Nov. 1, 1872, John Wood, assignee in bankruptcy of Philip E. Robertson, filed his petition in the District Court of the United States for the Northern District of Ohio, against Stephen L. Newcomb, to recover the value of certain goods sold to the defendant by Robertson, May 6, 1872, within four months before the latter filed his petition in bankruptcy. An issue of fact having been made by the pleadings, the case was, Nov. 18, 1873, by consent of the parties, referred by the court to Henry C. Hedges, Joseph C. Devin, and A. K. Dunn, as referees, with power to hear and determine all questions of law and fact, and report thereon to the court. Neither of the referees was sworn or affirmed, although the customary oath or affirmation was not expressly waived or insisted upon. Both parties were represented by counsel. Jan. 10, 1874, a report signed by Devin and Hedges was duly filed, awarding the plaintiff $6,356 and costs. Newcomb filed exceptions to the report, on the ground that the referees were not sworn or affirmed well and faithfully to hear and examine the cause, and to make a just and true report therein, according to the best of their understanding, as is required by law. The exceptions were overruled, and the report was confirmed by the court. A new trial having been refused, a judgment was rendered against him, which was affirmed by the Circuit Court. He then sued out this writ, and assigns the following errors:——
That the District Court erred,——
1. In appointing referees in said cause.
2. In overruling the exceptions to their report.

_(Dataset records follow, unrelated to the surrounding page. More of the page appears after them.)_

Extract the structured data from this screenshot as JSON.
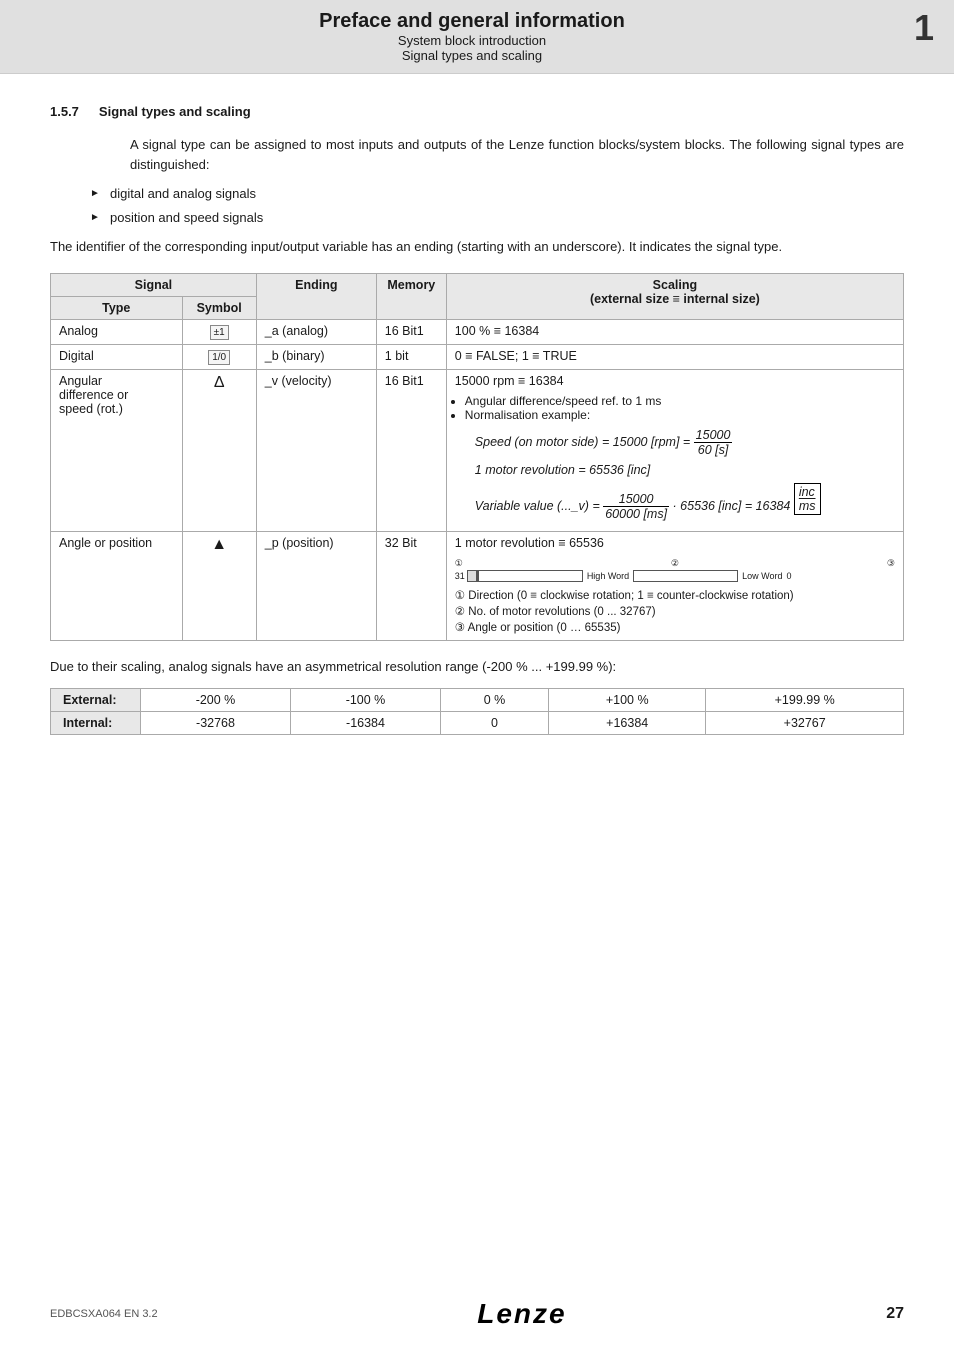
{
  "header": {
    "title": "Preface and general information",
    "subtitle1": "System block introduction",
    "subtitle2": "Signal types and scaling",
    "chapter_num": "1"
  },
  "section": {
    "number": "1.5.7",
    "title": "Signal types and scaling"
  },
  "intro_para1": "A signal type can be assigned to most inputs and outputs of the Lenze function blocks/system blocks. The following signal types are distinguished:",
  "bullets": [
    "digital and analog signals",
    "position and speed signals"
  ],
  "intro_para2": "The identifier of the corresponding input/output variable has an ending (starting with an underscore). It indicates the signal type.",
  "table": {
    "headers": [
      "Signal",
      "",
      "Ending",
      "Memory",
      "Scaling"
    ],
    "subheaders": [
      "Type",
      "Symbol",
      "",
      "",
      "(external size ≡ internal size)"
    ],
    "rows": [
      {
        "type": "Analog",
        "symbol": "±1",
        "ending": "_a (analog)",
        "memory": "16 Bit1",
        "scaling": "100 % ≡ 16384"
      },
      {
        "type": "Digital",
        "symbol": "1/0",
        "ending": "_b (binary)",
        "memory": "1 bit",
        "scaling": "0 ≡ FALSE; 1 ≡ TRUE"
      },
      {
        "type": "Angular difference or speed (rot.)",
        "symbol": "Δ",
        "ending": "_v (velocity)",
        "memory": "16 Bit1",
        "scaling_main": "15000 rpm ≡ 16384",
        "scaling_extra": true
      },
      {
        "type": "Angle or position",
        "symbol": "▲",
        "ending": "_p (position)",
        "memory": "32 Bit",
        "scaling": "1 motor revolution ≡ 65536"
      }
    ]
  },
  "angular_notes": {
    "bullet1": "Angular difference/speed ref. to 1 ms",
    "bullet2": "Normalisation example:",
    "formula1_label": "Speed (on motor side) = 15000 [rpm] =",
    "formula1_num": "15000",
    "formula1_den": "60 [s]",
    "formula2_label": "1 motor revolution = 65536 [inc]",
    "formula3_pre": "Variable value (..._v) =",
    "formula3_num": "15000",
    "formula3_den": "60000 [ms]",
    "formula3_mid": "· 65536 [inc] = 16384",
    "formula3_box": "inc/ms"
  },
  "position_notes": {
    "note1": "① Direction (0 ≡ clockwise rotation; 1 ≡ counter-clockwise rotation)",
    "note2": "② No. of motor revolutions (0 ... 32767)",
    "note3": "③ Angle or position (0 … 65535)"
  },
  "resolution_intro": "Due to their scaling, analog signals have an asymmetrical resolution range (-200 % ... +199.99 %):",
  "resolution_table": {
    "headers": [
      "",
      "-200 %",
      "-100 %",
      "0 %",
      "+100 %",
      "+199.99 %"
    ],
    "rows": [
      {
        "label": "External:",
        "values": [
          "-200 %",
          "-100 %",
          "0 %",
          "+100 %",
          "+199.99 %"
        ]
      },
      {
        "label": "Internal:",
        "values": [
          "-32768",
          "-16384",
          "0",
          "+16384",
          "+32767"
        ]
      }
    ]
  },
  "footer": {
    "doc_code": "EDBCSXA064  EN  3.2",
    "brand": "Lenze",
    "page": "27"
  }
}
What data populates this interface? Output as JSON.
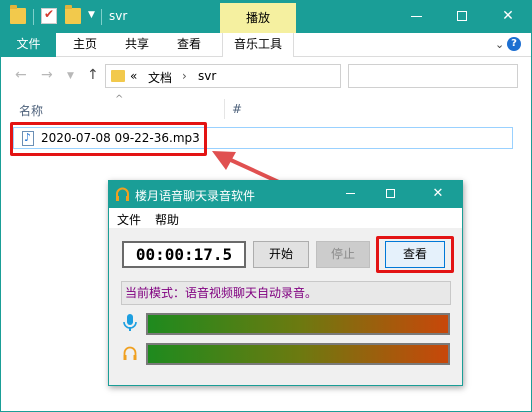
{
  "explorer": {
    "title": "svr",
    "context_tab": "播放",
    "ribbon_tabs": [
      "文件",
      "主页",
      "共享",
      "查看",
      "音乐工具"
    ],
    "address": {
      "prefix": "«",
      "crumbs": [
        "文档",
        "svr"
      ]
    },
    "columns": {
      "name": "名称",
      "number": "#"
    },
    "file": {
      "name": "2020-07-08 09-22-36.mp3"
    }
  },
  "recorder": {
    "title": "楼月语音聊天录音软件",
    "menu": [
      "文件",
      "帮助"
    ],
    "timer": "00:00:17.5",
    "buttons": {
      "start": "开始",
      "stop": "停止",
      "view": "查看"
    },
    "status": "当前模式：语音视频聊天自动录音。"
  },
  "colors": {
    "titlebar": "#1a9e97",
    "highlight_box": "#e31313",
    "status_text": "#800080",
    "context_tab": "#f5f0a0"
  }
}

3. In rendering judgment upon said report, it having only been signed by two of the persons named as referees, none of whom were sworn.
4. In refusing to grant a second trial of said action.
Mr. Jeremiah M. Wilson for the plaintiff in error.
Mr. Walter H. Smith, contra.
A few remarks will be sufficient to dispose of the several assignments of error in this case.
The power of a court of justice, with the consent of the parties, to appoint arbitrators and refer a case pending before it, is incident to all judicial administration, where the right exists to ascertain the facts as well as to pronounce the law. Conventio facit legem. In such an agreement there is nothing contrary to law or public policy. The Code of Ohio provides (sect. 281) expressly 'that all or any of the issues in the action, whether of fact or law, may be referred upon the written consent of the parties, or upon their oral consent in court, entered upon the journal.' 2 Swan & C. 1027. The reference here in question was made in the latter mode and by virtue of this authority.
The objection that the arbitrators were not sworn was waived by the plaintiff in error by appearing and going to trial without requiring an oath to be administered. If the witnesses had not been sworn, the waiver of that defect under the same circumstances would have been equally conclusive. Edwards, Referees, 107; Morse, Arbitration and Award, 172; Maynard v. Frederick, 7 Cush. (Mass.) 247.